69, année aéronautique

A-t-elle conscience, cette foule de curieux, d'assister à un moment historique de l'aviation ? Pas sûr car, pour ce 28ème Salon du Bourget, la vedette incontestée - britannique et française, qui plus est - est indubitablement le Concorde. En 1492, alors que Christophe Colomb débarque à Cuba, un certain Martin Behaim réalise au même moment, à Nuremberg, le premier globe terrestre. De même, 1969 est, pour l'aviation, un de ces moments nodaux que l'Histoire, grande blagueuse, aime parfois inscrire sur nos timelines universelles. 

En 1969, Concorde vole la vedette à Jumbo.

Parce qu'en plus d'être l'année de la présentation publique des deux aéronefs les plus mythiques de l'aviation moderne, 1969 est aussi celle du vol inaugural, le 2 mars, dans le ciel de Toulouse, du premier Airbus, l'A300B. Et si l'on veut bien considérer les liens qu'entretiennent aéronautique et aérospatiale, c'est enfin, bien sûr, le "grand pas pour l'Humanité" de la mission Apollo 11. On imagine mal, aujourd'hui, l'engouement populaire que pouvait alors susciter ce qui se passait haut, très haut, au-dessus de nos têtes. Que faudrait-il pour retrouver telle ferveur aujourd'hui ? Le mariage de Thomas Pesquet avec une Martienne ? Eventuellement.

Pop Culture

Peu portés sur la parité, faibles lecteurs de Simone de Beauvoir, ignorants des gender studies, les petits garçons se fantasment alors commandants de bord, les petites filles se rêvent hôtesses de l'air. Les chocs pétroliers n'ont pas encore eu lieu et René Dumont, premier candidat écologiste à la présidentielle française, en 1974, obtient 1,32 % des suffrages.

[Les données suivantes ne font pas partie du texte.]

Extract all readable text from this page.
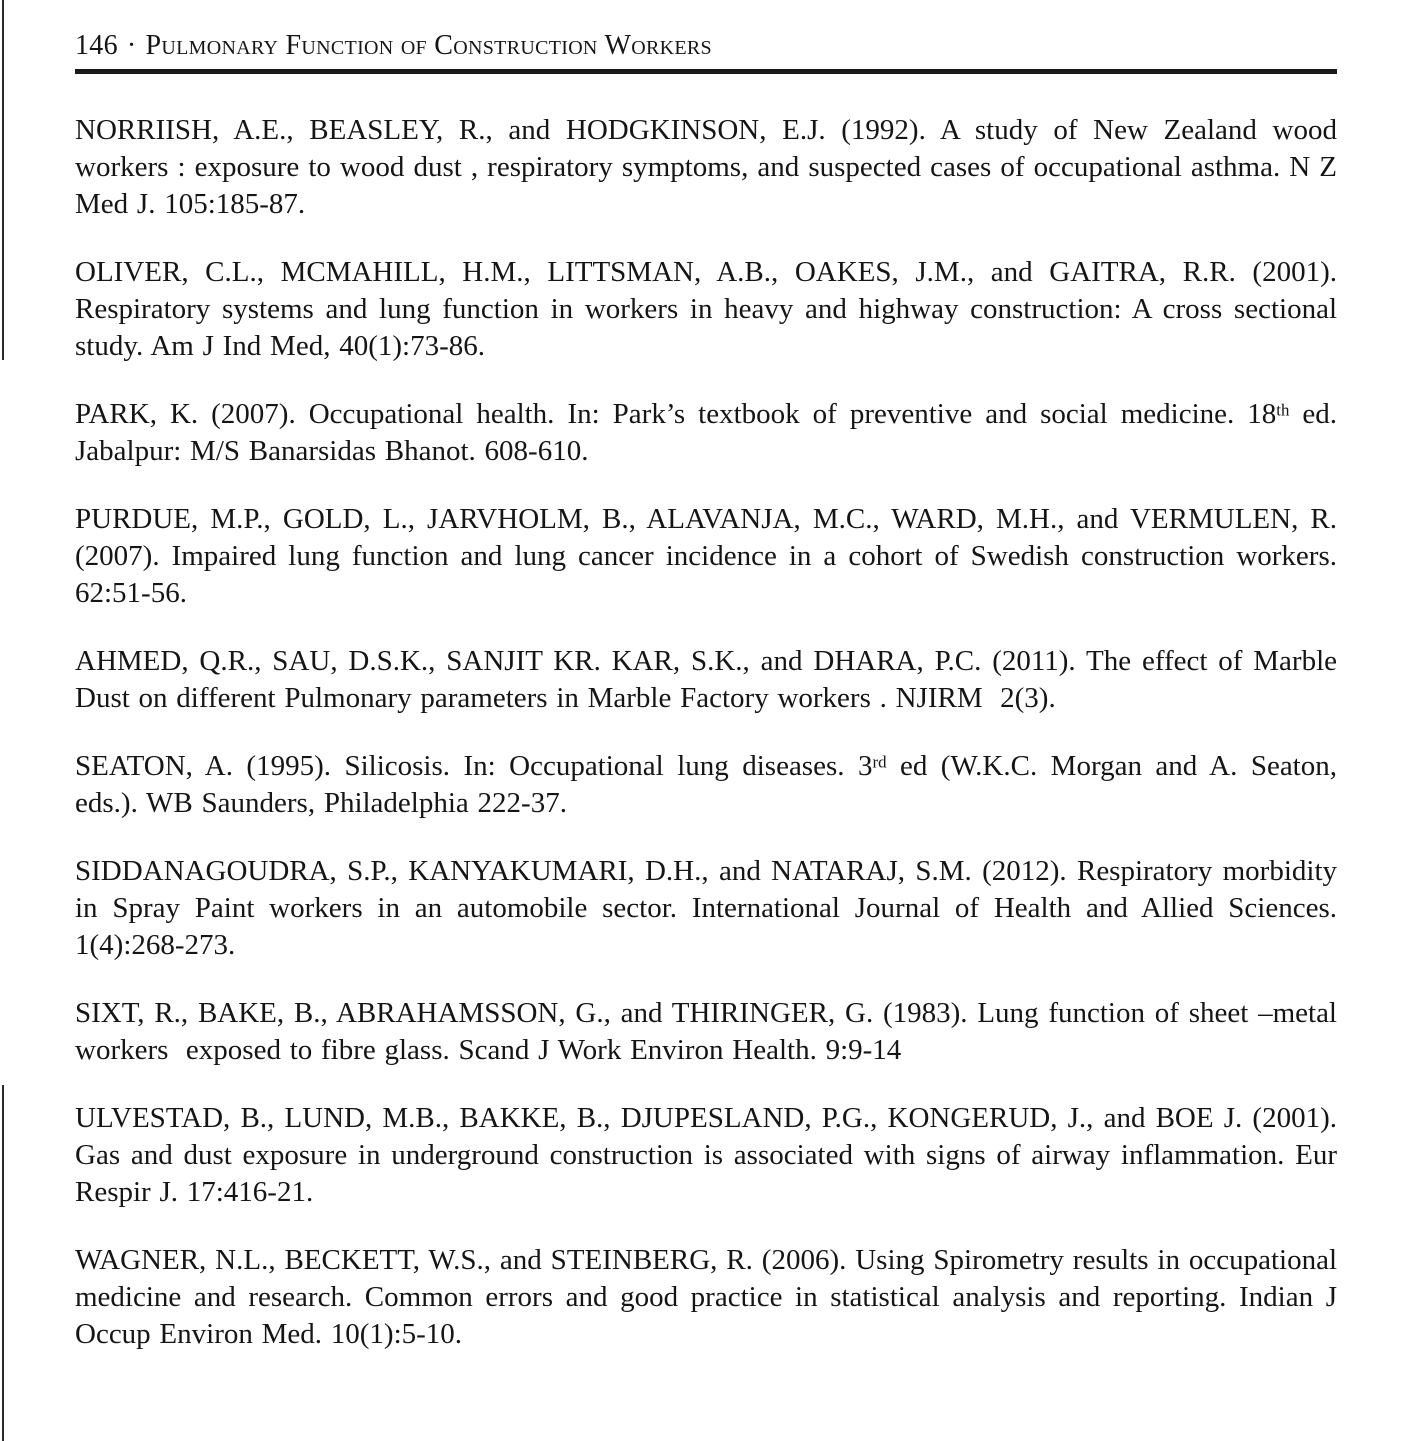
146 · Pulmonary Function of Construction Workers

NORRIISH, A.E., BEASLEY, R., and HODGKINSON, E.J. (1992). A study of New Zealand wood workers : exposure to wood dust , respiratory symptoms, and suspected cases of occupational asthma. N Z Med J. 105:185-87.

OLIVER, C.L., MCMAHILL, H.M., LITTSMAN, A.B., OAKES, J.M., and GAITRA, R.R. (2001). Respiratory systems and lung function in workers in heavy and highway construction: A cross sectional study. Am J Ind Med, 40(1):73-86.

PARK, K. (2007). Occupational health. In: Park’s textbook of preventive and social medicine. 18th ed. Jabalpur: M/S Banarsidas Bhanot. 608-610.

PURDUE, M.P., GOLD, L., JARVHOLM, B., ALAVANJA, M.C., WARD, M.H., and VERMULEN, R. (2007). Impaired lung function and lung cancer incidence in a cohort of Swedish construction workers. 62:51-56.

AHMED, Q.R., SAU, D.S.K., SANJIT KR. KAR, S.K., and DHARA, P.C. (2011). The effect of Marble Dust on different Pulmonary parameters in Marble Factory workers . NJIRM  2(3).

SEATON, A. (1995). Silicosis. In: Occupational lung diseases. 3rd ed (W.K.C. Morgan and A. Seaton, eds.). WB Saunders, Philadelphia 222-37.

SIDDANAGOUDRA, S.P., KANYAKUMARI, D.H., and NATARAJ, S.M. (2012). Respiratory morbidity in Spray Paint workers in an automobile sector. International Journal of Health and Allied Sciences. 1(4):268-273.

SIXT, R., BAKE, B., ABRAHAMSSON, G., and THIRINGER, G. (1983). Lung function of sheet –metal workers  exposed to fibre glass. Scand J Work Environ Health. 9:9-14

ULVESTAD, B., LUND, M.B., BAKKE, B., DJUPESLAND, P.G., KONGERUD, J., and BOE J. (2001). Gas and dust exposure in underground construction is associated with signs of airway inflammation. Eur Respir J. 17:416-21.

WAGNER, N.L., BECKETT, W.S., and STEINBERG, R. (2006). Using Spirometry results in occupational medicine and research. Common errors and good practice in statistical analysis and reporting. Indian J Occup Environ Med. 10(1):5-10.
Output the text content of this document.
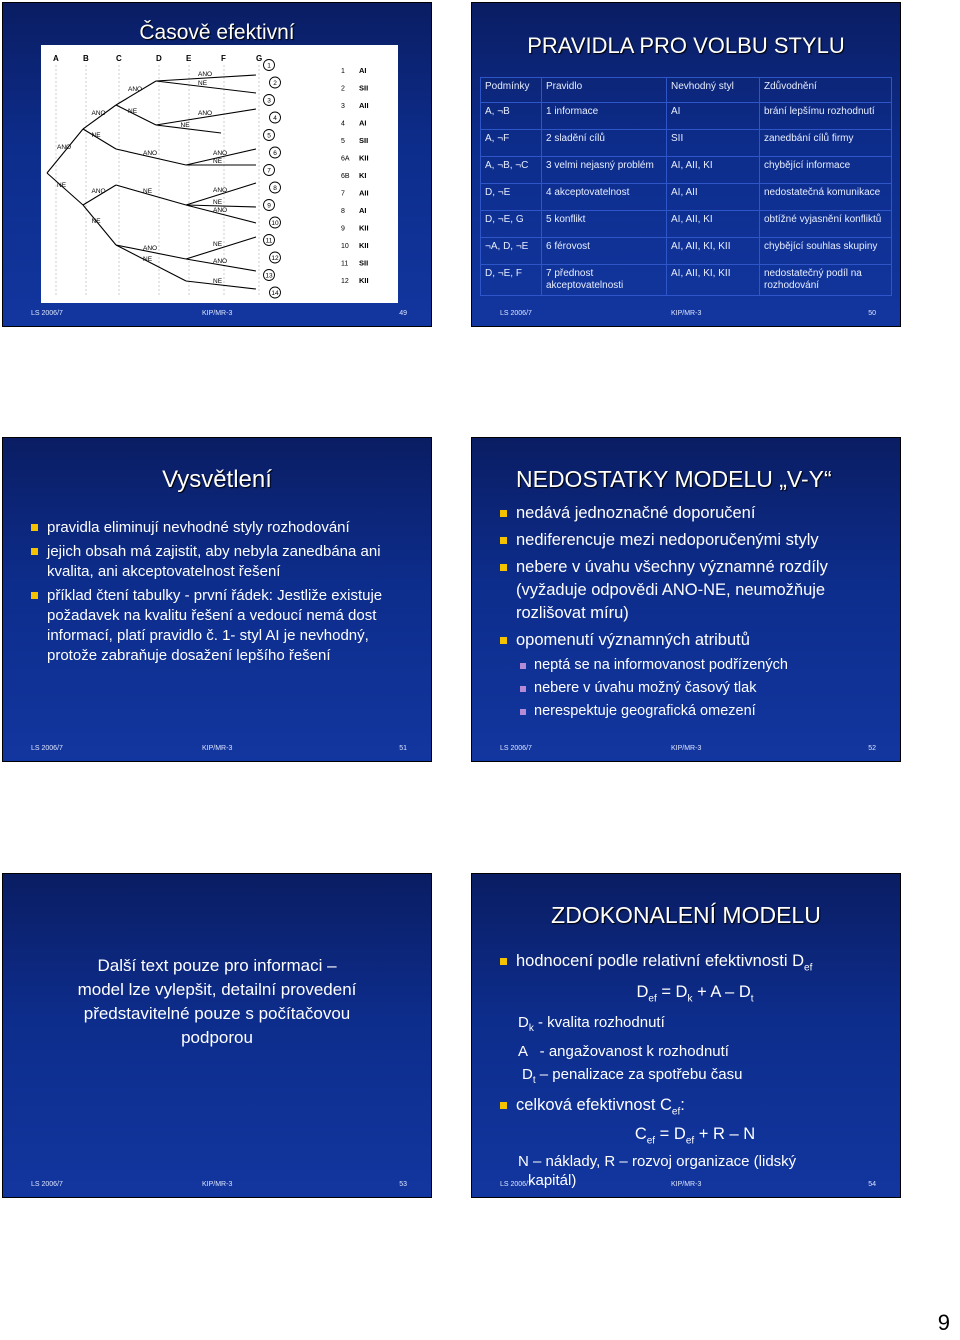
Časově efektivní
A	B	C	D	E	F	G
ANO
NE
ANO
NE
ANO
NE
ANO
NE
ANO
NE
ANO
NE
ANO
NE
ANO
NE
ANO
NE
ANO
NE
ANO
NE
ANO
NE
1
2
3
4
5
6
7
8
9
10
11
12
13
14
1 AI
2 SII
3 AII
4 AI
5 SII
6A KII
6B KI
7 AII
8 AI
9 KII
10 KII
11 SII
12 KII
LS 2006/7	KIP/MR-3	49
PRAVIDLA PRO VOLBU STYLU
Podmínky	Pravidlo	Nevhodný styl	Zdůvodnění
A, ¬B	1 informace	AI	brání lepšímu rozhodnutí
A, ¬F	2 sladění cílů	SII	zanedbání cílů firmy
A, ¬B, ¬C	3 velmi nejasný problém	AI, AII, KI	chybějící informace
D, ¬E	4 akceptovatelnost	AI, AII	nedostatečná komunikace
D, ¬E, G	5 konflikt	AI, AII, KI	obtížné vyjasnění konfliktů
¬A, D, ¬E	6 férovost	AI, AII, KI, KII	chybějící souhlas skupiny
D, ¬E, F	7 přednost akceptovatelnosti	AI, AII, KI, KII	nedostatečný podíl na rozhodování
LS 2006/7	KIP/MR-3	50
Vysvětlení
pravidla eliminují nevhodné styly rozhodování
jejich obsah má zajistit, aby nebyla zanedbána ani kvalita, ani akceptovatelnost řešení
příklad čtení tabulky - první řádek: Jestliže existuje požadavek na kvalitu řešení a vedoucí nemá dost informací, platí pravidlo č. 1- styl AI je nevhodný, protože zabraňuje dosažení lepšího řešení
LS 2006/7	KIP/MR-3	51
NEDOSTATKY MODELU „V-Y“
nedává jednoznačné doporučení
nediferencuje mezi nedoporučenými styly
nebere v úvahu všechny významné rozdíly (vyžaduje odpovědi ANO-NE, neumožňuje rozlišovat míru)
opomenutí významných atributů
neptá se na informovanost podřízených
nebere v úvahu možný časový tlak
nerespektuje geografická omezení
LS 2006/7	KIP/MR-3	52
Další text pouze pro informaci –
model lze vylepšit, detailní provedení
představitelné pouze s počítačovou
podporou
LS 2006/7	KIP/MR-3	53
ZDOKONALENÍ MODELU
hodnocení podle relativní efektivnosti $D_{ef}$
$D_{ef} = D_k + A - D_t$
$D_k$ - kvalita rozhodnutí
A   - angažovanost k rozhodnutí
$D_t$ – penalizace za spotřebu času
celková efektivnost $C_{ef}$:
$C_{ef} = D_{ef} + R - N$
N – náklady, R – rozvoj organizace (lidský
kapitál)
LS 2006/7	KIP/MR-3	54
9
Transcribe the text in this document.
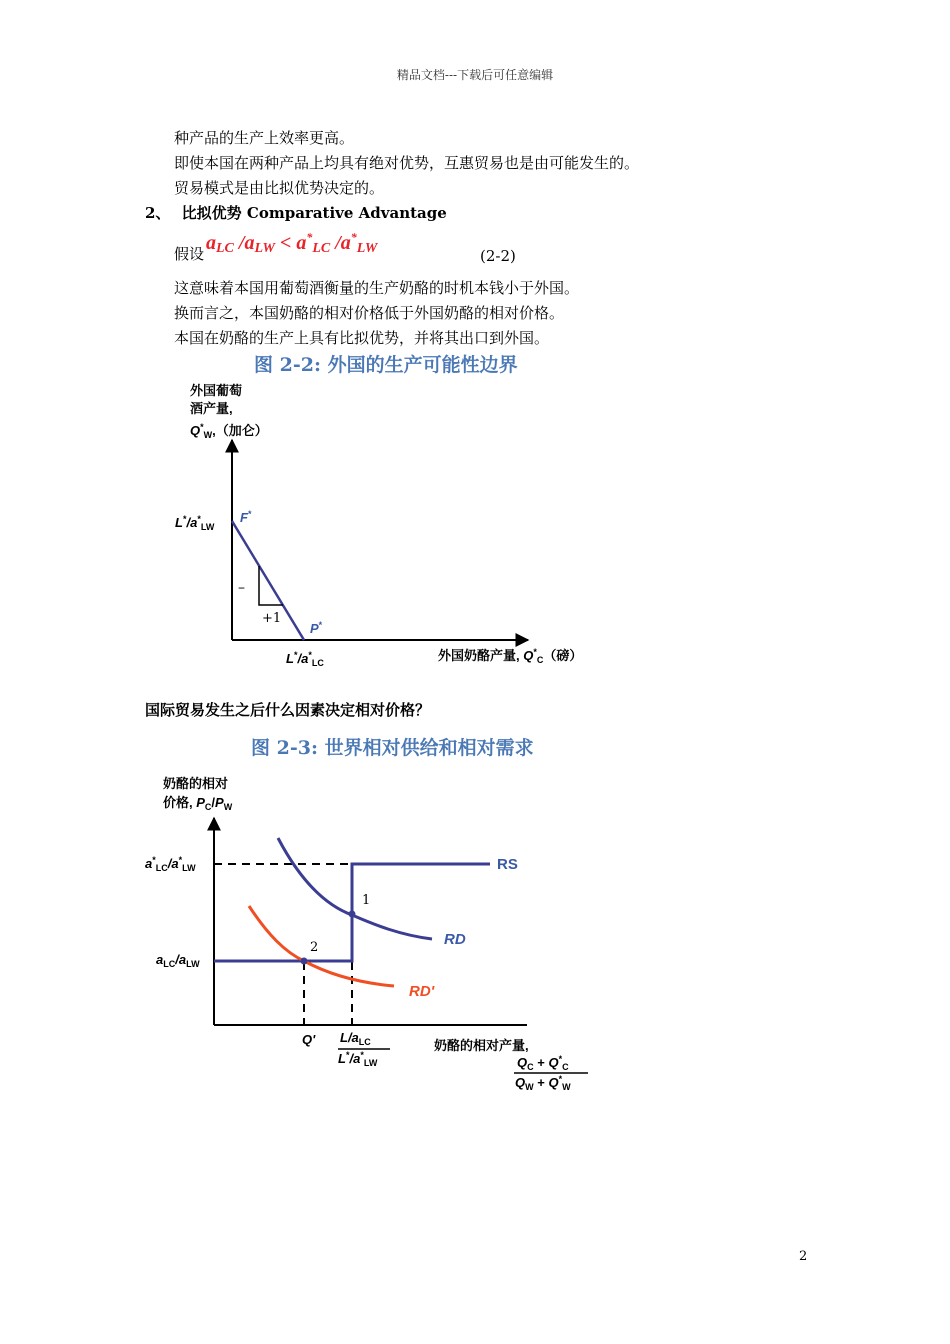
精品文档---下载后可任意编辑
种产品的生产上效率更高。
即使本国在两种产品上均具有绝对优势，互惠贸易也是由可能发生的。
贸易模式是由比拟优势决定的。
2、 比拟优势 Comparative Advantage
假设 $a_{LC}$ $/a_{LW} < a^*_{LC}$ $/a^*_{LW}$	(2-2)
这意味着本国用葡萄酒衡量的生产奶酪的时机本钱小于外国。
换而言之，本国奶酪的相对价格低于外国奶酪的相对价格。
本国在奶酪的生产上具有比拟优势，并将其出口到外国。
图 2-2: 外国的生产可能性边界
外国葡萄
酒产量,
$Q^*_W$,（加仑）
$L^*/a^*_{LW}$
F*
–
+1
P*
$L^*/a^*_{LC}$	外国奶酪产量, $Q^*_C$（磅）
国际贸易发生之后什么因素决定相对价格？
图 2-3: 世界相对供给和相对需求
奶酪的相对
价格, $P_C/P_W$
$a^*_{LC}/a^*_{LW}$
$a_{LC}/a_{LW}$
RS
RD
RD'
1
2
Q' $L/a_{LC}$
$L^*/a^*_{LW}$
奶酪的相对产量,
$Q_C + Q^*_C$
$Q_W + Q^*_W$
2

C'est sans restriction, sans réserve et sans aucun doute que le progrès, alors, se conjugue à l'impératif aérien.

Le progrès technique, bien sûr... Mais à ce titre, le Concorde constitue un "boom" aussi tonitruant que son "bang" au passage du mur du son. En revanche, comparé aux vingt exemplaires (dont 6 non commerciaux, dédiés aux essais !) du célèbre supersonique, le Jumbo Jet est la star indétrônable d'une sorte de pop-culture à réacteurs.

Elle est faite d'un mélange débridé de liberté et de libéralisme, de fric et de modernisme, de fun et de frime : de "jeunes cadres dynamiques" en attaché-case et costards trois-pièces, du tube intercontinental Airport de The Motors, d'un Charles-de-Gaulle - pas celui de Colombey, celui de Roissy - triomphant, de Ray-Ban verre fumé, ou encore de Sylvia Kristel et Delon se faisant des galanteries dans un cockpit. Ou encore de ce mythique Snakes on a plane, habilement traduit par Des serpents dans l'avion, qui surprend moins par la présence en tête d'affiche de Samuel L. Jackson que par son pitch : dans un vol Honolulu-Los Angeles, des serpents envahissent la cabine d'un 747 - astuce de scénario : les féroces reptiles sont dopés aux phéromones contenues dans les colliers de fleurs hawaiiens distribués aux passagers.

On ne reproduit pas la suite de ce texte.